On this map, you'll see numerous things. The main circle, represents a 3 mile radius around my current position at Comcast. 3 miles represents about how far I can walk in an hour, so I used that as the boundary for where to search for places. Inside of that circle, are smaller quarter mile shaded circles around each Market Frankford and Broad street line subway station. They represent an ~15min walk.
At the top, is an address search. entering an address there will recenter the map on that location, and drop a pin there so that it's easier to see what is, or isn't, around a given address.
So, why put multiple hours into something like this?
Easy. Because I wanted to see what I could do. I wanted to see how useful of a tool I could make, with what (Relatively speaking...) little coding knowledge I have. And just as importantly, I wanted to make something genuinely useful not just for me, but for my other two roommates as well. Neither ended up caring enough to use it, but atleast it was there lol
Enabling all of the cool front end wizardry, was this google docs spreadsheet.

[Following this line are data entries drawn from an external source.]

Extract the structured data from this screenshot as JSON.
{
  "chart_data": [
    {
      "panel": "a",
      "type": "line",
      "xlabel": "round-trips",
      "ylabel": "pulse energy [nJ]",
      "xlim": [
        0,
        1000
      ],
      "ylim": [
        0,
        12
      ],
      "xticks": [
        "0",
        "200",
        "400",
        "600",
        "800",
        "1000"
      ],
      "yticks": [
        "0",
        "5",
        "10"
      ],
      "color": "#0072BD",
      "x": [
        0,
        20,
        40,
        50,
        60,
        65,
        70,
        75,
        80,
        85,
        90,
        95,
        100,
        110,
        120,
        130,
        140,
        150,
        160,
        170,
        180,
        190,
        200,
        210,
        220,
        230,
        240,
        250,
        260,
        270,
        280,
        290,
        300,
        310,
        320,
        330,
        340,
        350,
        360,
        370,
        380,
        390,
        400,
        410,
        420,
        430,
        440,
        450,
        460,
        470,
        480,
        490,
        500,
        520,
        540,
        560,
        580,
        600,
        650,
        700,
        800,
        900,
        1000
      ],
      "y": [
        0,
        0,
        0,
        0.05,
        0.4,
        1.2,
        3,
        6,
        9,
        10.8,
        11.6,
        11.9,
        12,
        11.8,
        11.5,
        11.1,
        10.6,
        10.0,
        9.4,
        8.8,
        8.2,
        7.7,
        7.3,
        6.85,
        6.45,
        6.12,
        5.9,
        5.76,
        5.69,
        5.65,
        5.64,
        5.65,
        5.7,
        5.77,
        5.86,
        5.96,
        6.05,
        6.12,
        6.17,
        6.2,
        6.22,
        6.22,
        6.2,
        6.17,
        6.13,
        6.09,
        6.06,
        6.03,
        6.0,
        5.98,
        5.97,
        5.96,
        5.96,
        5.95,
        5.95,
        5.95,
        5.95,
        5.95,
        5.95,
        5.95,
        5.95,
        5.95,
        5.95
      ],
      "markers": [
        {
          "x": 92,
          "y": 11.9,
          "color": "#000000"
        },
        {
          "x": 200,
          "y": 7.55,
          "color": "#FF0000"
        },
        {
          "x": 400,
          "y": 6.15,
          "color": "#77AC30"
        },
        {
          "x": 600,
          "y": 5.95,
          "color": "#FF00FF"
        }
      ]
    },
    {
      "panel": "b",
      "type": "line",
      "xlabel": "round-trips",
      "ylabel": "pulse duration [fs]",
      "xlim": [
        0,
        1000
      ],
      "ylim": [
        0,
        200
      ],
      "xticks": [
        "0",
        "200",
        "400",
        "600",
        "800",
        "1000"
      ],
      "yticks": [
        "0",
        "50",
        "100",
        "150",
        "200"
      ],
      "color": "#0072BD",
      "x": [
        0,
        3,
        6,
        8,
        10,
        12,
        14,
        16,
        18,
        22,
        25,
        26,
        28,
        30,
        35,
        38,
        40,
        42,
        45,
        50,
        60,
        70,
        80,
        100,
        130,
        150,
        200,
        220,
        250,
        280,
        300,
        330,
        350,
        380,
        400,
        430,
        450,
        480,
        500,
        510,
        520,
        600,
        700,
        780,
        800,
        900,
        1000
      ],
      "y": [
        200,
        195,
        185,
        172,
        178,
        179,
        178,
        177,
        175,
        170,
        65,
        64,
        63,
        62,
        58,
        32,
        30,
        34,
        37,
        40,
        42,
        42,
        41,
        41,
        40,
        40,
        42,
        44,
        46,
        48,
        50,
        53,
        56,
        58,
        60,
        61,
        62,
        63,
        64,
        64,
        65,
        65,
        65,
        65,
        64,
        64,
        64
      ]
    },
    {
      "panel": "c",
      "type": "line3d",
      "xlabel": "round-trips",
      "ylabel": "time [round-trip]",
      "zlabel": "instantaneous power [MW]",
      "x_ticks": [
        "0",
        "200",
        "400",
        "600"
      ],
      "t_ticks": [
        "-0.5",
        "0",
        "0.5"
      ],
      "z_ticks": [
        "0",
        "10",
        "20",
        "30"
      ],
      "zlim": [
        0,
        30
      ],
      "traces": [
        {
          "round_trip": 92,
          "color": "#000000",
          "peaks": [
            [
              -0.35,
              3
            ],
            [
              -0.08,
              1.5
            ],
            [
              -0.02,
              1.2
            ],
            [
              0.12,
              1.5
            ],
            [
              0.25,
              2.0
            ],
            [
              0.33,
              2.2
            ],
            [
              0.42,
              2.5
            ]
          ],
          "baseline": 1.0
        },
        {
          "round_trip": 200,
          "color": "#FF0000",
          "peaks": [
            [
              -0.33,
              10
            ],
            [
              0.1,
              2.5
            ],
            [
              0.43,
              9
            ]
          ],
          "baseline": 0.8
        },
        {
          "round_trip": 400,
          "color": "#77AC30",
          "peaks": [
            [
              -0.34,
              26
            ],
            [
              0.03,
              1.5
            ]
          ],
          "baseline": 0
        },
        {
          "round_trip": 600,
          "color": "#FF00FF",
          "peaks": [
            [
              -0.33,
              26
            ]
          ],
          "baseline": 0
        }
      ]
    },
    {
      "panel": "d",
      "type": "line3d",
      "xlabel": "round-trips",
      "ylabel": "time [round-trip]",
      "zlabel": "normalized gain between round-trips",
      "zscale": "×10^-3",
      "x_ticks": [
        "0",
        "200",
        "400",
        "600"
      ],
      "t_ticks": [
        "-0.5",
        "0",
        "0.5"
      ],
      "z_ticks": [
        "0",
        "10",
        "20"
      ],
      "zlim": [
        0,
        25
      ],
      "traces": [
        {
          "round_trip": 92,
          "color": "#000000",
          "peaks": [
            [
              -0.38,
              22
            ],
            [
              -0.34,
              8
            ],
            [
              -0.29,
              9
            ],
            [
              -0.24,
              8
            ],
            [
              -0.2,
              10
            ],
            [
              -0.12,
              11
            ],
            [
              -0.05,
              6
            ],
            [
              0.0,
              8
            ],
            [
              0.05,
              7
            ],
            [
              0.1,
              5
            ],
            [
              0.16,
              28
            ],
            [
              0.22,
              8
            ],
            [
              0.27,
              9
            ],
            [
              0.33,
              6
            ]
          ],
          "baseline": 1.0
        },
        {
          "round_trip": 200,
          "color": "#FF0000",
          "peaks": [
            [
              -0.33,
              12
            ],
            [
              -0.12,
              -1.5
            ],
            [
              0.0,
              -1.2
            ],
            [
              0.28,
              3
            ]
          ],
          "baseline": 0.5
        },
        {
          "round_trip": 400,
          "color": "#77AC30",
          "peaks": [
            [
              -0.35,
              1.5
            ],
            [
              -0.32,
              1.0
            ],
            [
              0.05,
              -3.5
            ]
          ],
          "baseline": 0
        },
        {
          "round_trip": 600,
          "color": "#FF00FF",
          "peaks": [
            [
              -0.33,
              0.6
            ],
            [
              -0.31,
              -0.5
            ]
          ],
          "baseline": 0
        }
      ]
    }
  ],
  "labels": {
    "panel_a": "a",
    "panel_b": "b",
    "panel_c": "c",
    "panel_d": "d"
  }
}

The sheet, quite literally generates the code used in the html file that make up that moving tool webpage. Thanks to the wonders of concatenation and how Google Maps works, I was able to add in as many parameters as I needed, and once I had that, I used the sheet to generate the code. On that sheet, I can control whether or not any given point has an image, or just a pin. Whether it has a circle around it, and what color that circle would be.
The manual act of converting addresses into latitude and longitude still needed to take place though. As did combing websites and Google Maps itself for the POI's.
Still, it was fun, and I'd say it was worth it.
Hello there! If you read this far, congrats, you now know that the page above is actually out of date. The new site is now on Amazon S3, behind cloudfront to allow HTTPS connections. Long term, the plan is to also add in a lambda function to automatically invalidate the cache when any pages are updated. Also planned, is a lambda function to update the page as a whole whenever I update that base Google Doc.
Anyway, without further time wastage, the link to the up to date site is here.
So, the new moving website is done. I wrote the python in IntelliJ IDEA, installed the AWS SDK and CLI onto my MacBook Pro, and got everything into a working Lambda function (Albeit one only set to run manually due to a lack of needing it updated that frequently).
Took around a weekend to get most of it done 🙂 You can see the new new site here (It's the same link as above). It's Hosted on S3, and the Lambda function used Python to not only update the actual back end data source file on S3, it also follows up by invalidating cloudfront, and can also send an SNS notification after a successful run as well.
I might also be shifting from a back end Javascript file, to a DynamoDB as the backend data source. But that's a higher cost idea with little benefit at my (Lack of.....) scale.